In [1]:
from abc import ABC, abstractmethod
import fitz
import re
from typing import TypedDict, Optional

In [2]:
class Page(TypedDict):
    page_number: int
    text: str


class ChunkMetadata(TypedDict):
    page: int
    unit: Optional[str]
    section: Optional[str]
    section_title: Optional[str]


class Chunk(TypedDict):
    text: str
    metadata: ChunkMetadata

In [3]:
def load_pdf_with_pages(pdf_path: str) -> list[Page]:
    docs = fitz.open(pdf_path)
    pages: list[Page] = []

    for page_num in range(len(docs)):
        pages.append(
            {
                'page_number': page_num + 1,
                'text': docs[page_num].get_text('text').strip()
            }
        )
    return pages

In [4]:
class StructureDetector(ABC):
    @abstractmethod
    def detect(self, line: str):
        pass

In [5]:
class NumberedSectionDetector(StructureDetector):
    pattern = re.compile(r"^(\d+(\.\d+)*)\s+(.*)")

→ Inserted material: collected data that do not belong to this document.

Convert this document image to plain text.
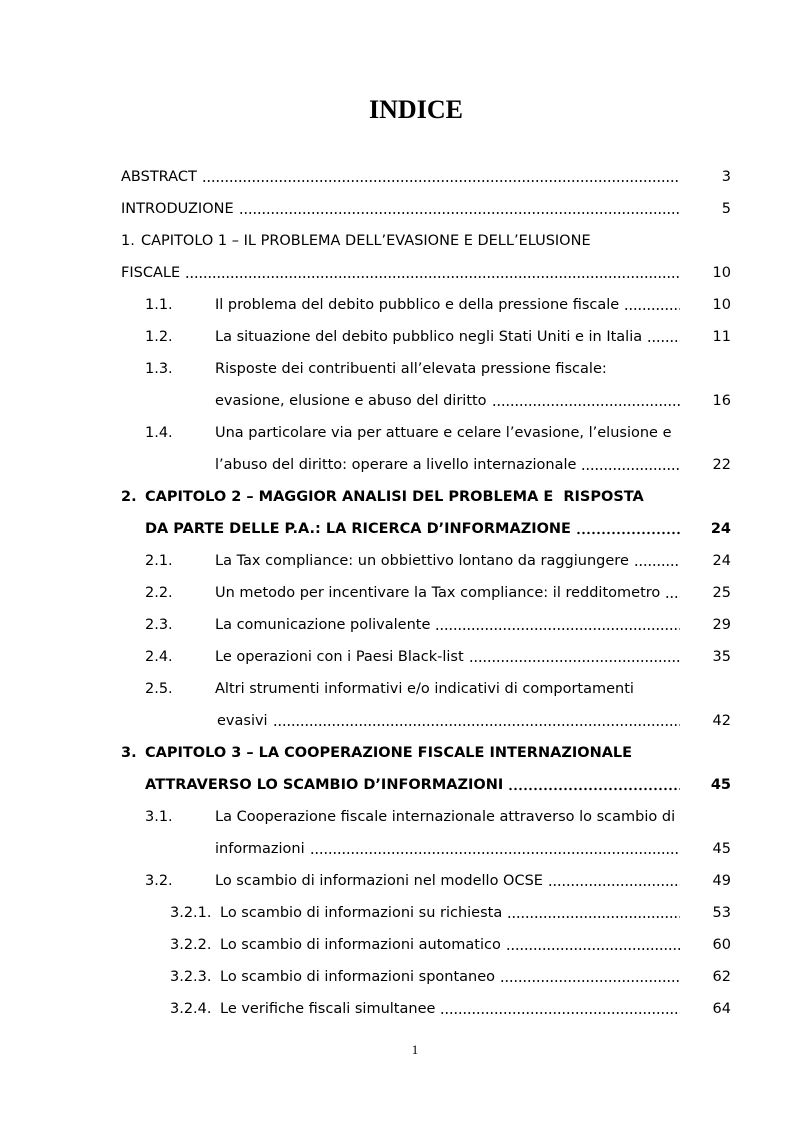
INDICE
ABSTRACT	3
INTRODUZIONE	5
1. CAPITOLO 1 – IL PROBLEMA DELL’EVASIONE E DELL’ELUSIONE
FISCALE	10
1.1.	Il problema del debito pubblico e della pressione fiscale	10
1.2.	La situazione del debito pubblico negli Stati Uniti e in Italia	11
1.3.	Risposte dei contribuenti all’elevata pressione fiscale:
evasione, elusione e abuso del diritto	16
1.4.	Una particolare via per attuare e celare l’evasione, l’elusione e
l’abuso del diritto: operare a livello internazionale	22
2. CAPITOLO 2 – MAGGIOR ANALISI DEL PROBLEMA E  RISPOSTA
DA PARTE DELLE P.A.: LA RICERCA D’INFORMAZIONE	24
2.1.	La Tax compliance: un obbiettivo lontano da raggiungere	24
2.2.	Un metodo per incentivare la Tax compliance: il redditometro	25
2.3.	La comunicazione polivalente	29
2.4.	Le operazioni con i Paesi Black-list	35
2.5.	Altri strumenti informativi e/o indicativi di comportamenti
evasivi	42
3. CAPITOLO 3 – LA COOPERAZIONE FISCALE INTERNAZIONALE
ATTRAVERSO LO SCAMBIO D’INFORMAZIONI	45
3.1.	La Cooperazione fiscale internazionale attraverso lo scambio di
informazioni	45
3.2.	Lo scambio di informazioni nel modello OCSE	49
3.2.1. Lo scambio di informazioni su richiesta	53
3.2.2. Lo scambio di informazioni automatico	60
3.2.3. Lo scambio di informazioni spontaneo	62
3.2.4. Le verifiche fiscali simultanee	64
1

    def detect(self, line: str):
        match = self.pattern.match(line.strip())
        if match: return {
            'section': match.group(1),
            'section_title': match.group(3).strip()
        }
        return None

In [6]:
class UnitDetector(StructureDetector):
    pattern = re.compile(r"^(UNIT|CHAPTER)\s+([IVXLC]+)", re.IGNORECASE)

    def detect(self, line: str):
        match = self.pattern.match(line.strip())
        if match: return {
            'unit': match.group(2).upper()
        }
        return None

In [7]:
class StructurePipeline:
    def __init__(self, detectors: list[StructureDetector]):
        self.detectors = detectors
        self.state = {
            'unit': None,
            'section': None,
            'section_title': None,
        }

    def process_line(self, line: str):
        updated = False

        for detector in self.detectors:
            result = detector.detect(line)
            if result:
                self.state.update(result)
                updated = True
        return updated, self.state.copy()

In [8]:
def structured_chunker(pages: list[Page], detectors: list[StructureDetector], max_words: int = 350, overlap: int = 50) -> list[Chunk]:
    pipeline = StructurePipeline(detectors)
    chunks: list[Chunk] = []

    buffer: list[str] = []
    current_metadata: ChunkMetadata = {}
    last_structure = None

    def flush(page_number: int, forced_reset: bool = False):
        nonlocal buffer
        if not buffer: return

        chunks.append(
            {
                'text': ' '.join(buffer).strip(),
                'metadata': {
                    'page': page_number,
                    **current_metadata
                }
            }
        )
        if forced_reset or overlap == 0: buffer = []
        else: buffer = buffer[-overlap:]

    for page in pages:
        page_number = page['page_number']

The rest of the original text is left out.